Suena como ciencia ficción, pero realmente sucedió. Un corazón que no ha estado alcanzando más de cinco minutos resucitó en una mesa de operaciones exitosa a un bebé de tres meses. La cirugía, realizada por un equipo de la Universidad de Duke en los Estados Unidos, representa un avance radical en el área de trasplante y abre puertas a una nueva esperanza para miles de niños que esperan un corazón compatible. Según los médicos responsables, el pequeño paciente que recibió el órgano demostró funciones cardíacas normales y cero signos de rechazo seis meses después del trasplante. Pero, ¿cómo revivieron el corazón y salvaron al bebé de tres meses?
Cuando lo imposible se vuelve posible
El corazón trasplantado pertenecía a otro bebé que ya había sido declarado muerto por parada circulatoria. Es decir, después de que el corazón no se supere y la sangre deja de circular.
Sin embargo, con el consentimiento de la familia del donante, los cirujanos lograron resucitar el corazón fuera del cuerpo original. Lo hicieron con un sistema diseñado: una máquina compuesta de un oxigenador, una bomba centrífuga y un depósito suspendido para recolectar la sangre expulsada.
Todo esto era necesario porque las máquinas tradicionales utilizadas para preservar los órganos son demasiado grandes para corazones tan pequeños como un bebé.


El resultado? Un corazón que ya se había detenido nuevamente golpeó. Y salvó una vida.
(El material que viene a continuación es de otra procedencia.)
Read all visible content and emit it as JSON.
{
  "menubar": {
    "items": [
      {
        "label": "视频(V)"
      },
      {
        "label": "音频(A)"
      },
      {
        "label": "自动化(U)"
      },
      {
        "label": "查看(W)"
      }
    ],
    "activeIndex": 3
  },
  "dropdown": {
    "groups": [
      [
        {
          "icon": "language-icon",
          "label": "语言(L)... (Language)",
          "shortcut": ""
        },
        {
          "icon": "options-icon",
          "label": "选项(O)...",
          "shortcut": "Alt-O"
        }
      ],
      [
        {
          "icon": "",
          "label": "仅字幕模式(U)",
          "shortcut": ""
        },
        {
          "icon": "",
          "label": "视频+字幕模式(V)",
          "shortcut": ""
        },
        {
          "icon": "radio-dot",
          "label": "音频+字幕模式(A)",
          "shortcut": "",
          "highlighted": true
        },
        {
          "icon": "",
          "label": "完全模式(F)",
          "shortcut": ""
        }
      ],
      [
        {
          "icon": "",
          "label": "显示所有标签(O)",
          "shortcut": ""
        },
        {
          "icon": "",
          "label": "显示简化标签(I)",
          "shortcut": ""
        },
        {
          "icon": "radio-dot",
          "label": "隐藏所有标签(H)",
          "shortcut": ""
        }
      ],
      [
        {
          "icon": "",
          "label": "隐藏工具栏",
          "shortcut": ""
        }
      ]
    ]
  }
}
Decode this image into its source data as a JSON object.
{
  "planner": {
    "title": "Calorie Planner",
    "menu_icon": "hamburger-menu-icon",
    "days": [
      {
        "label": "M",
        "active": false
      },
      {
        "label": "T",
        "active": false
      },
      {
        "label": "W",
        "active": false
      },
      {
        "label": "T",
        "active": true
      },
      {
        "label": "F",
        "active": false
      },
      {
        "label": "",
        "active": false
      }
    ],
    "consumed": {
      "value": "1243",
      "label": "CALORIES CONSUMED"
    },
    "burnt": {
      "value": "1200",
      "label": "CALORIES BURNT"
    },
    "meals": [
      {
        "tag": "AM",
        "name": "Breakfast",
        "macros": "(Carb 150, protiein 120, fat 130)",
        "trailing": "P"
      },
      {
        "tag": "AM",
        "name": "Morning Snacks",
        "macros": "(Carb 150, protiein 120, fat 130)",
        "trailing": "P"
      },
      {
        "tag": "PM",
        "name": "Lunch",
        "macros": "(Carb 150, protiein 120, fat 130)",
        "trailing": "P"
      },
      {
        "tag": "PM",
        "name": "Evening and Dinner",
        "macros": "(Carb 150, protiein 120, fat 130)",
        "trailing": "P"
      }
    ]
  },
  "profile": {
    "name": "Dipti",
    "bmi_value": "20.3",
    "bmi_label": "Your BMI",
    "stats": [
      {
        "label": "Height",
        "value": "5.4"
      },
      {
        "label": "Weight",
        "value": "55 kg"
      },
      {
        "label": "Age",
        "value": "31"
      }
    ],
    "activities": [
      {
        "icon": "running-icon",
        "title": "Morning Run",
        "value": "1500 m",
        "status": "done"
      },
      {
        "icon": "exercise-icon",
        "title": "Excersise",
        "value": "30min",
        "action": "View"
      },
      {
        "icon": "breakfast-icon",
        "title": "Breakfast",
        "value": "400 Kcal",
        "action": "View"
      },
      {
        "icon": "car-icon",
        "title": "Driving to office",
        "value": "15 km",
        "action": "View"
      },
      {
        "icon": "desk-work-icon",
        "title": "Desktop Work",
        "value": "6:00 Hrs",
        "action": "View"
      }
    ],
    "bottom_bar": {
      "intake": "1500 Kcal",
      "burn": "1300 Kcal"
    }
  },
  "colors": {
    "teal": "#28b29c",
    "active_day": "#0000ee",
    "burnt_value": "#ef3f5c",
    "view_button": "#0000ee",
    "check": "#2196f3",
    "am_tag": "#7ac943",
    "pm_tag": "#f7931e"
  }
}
Una nueva frontera para trasplantes pediátricos
En los Estados Unidos, hasta el 20% de los bebés que esperan un trasplante cardíaco terminan muriendo en la lista de espera. Una de las principales razones es el número extremadamente reducido de donantes infantiles. Actualmente, solo el 0.5% de los trasplantes pediátricos provienen de donantes con muerte circulatoria, precisamente porque es más difícil preservar y revivir los órganos en estas circunstancias.
La nueva técnica, conocida como «reanificación de la tabla», puede cambiar drásticamente este escenario. Al permitir la recuperación cardíaca después del paro cardíaco, el número de órganos disponibles podría aumentar hasta un 30%, según las estimaciones.
El dilema ético: cuando la vida comienza … o termina?
A pesar del impresionante avance médico, no todos aplauden la técnica sin reserva.
Algunos expertos plantean dudas morales: ¿es correcto eliminar a un paciente de los soportes vitales, hacer que el corazón vuelva nuevamente y solo entonces eliminarlo para trasplante?
La preocupación es que al revivir el órgano todavía en el cuerpo del donante, se puede imponer la definición misma de «muerte».


Para eludir este problema, otro equipo de la Universidad de Vanderbilt ha desarrollado una solución diferente: en lugar de revivir el corazón, preservarlo con un lavado frío y oxigenado, aislarlo por completo del cerebro del donante.
Con este enfoque, los primeros tres trasplantes realizados mostraron excelentes resultados y pudieron evitar los dilemas éticos asociados con la reanimación directa.
Ciencia, ética y esperanza: ¿Qué está en juego?
Este es uno de esos momentos en que la medicina y la bioética caminan uno al lado del otro, pero no siempre en la misma dirección.
Por un lado, vidas que se pueden salvar con técnicas innovadoras. Por otro lado, preguntas profundas sobre cómo definimos la muerte, la vida y el consentimiento.
Pero una cosa es segura: para los padres de ese bebé de tres meses, que hoy sonríe con un nuevo corazón golpeando su pecho, lo imposible se ha vuelto posible. Y eso, por sí mismo, ya lo cambia todo.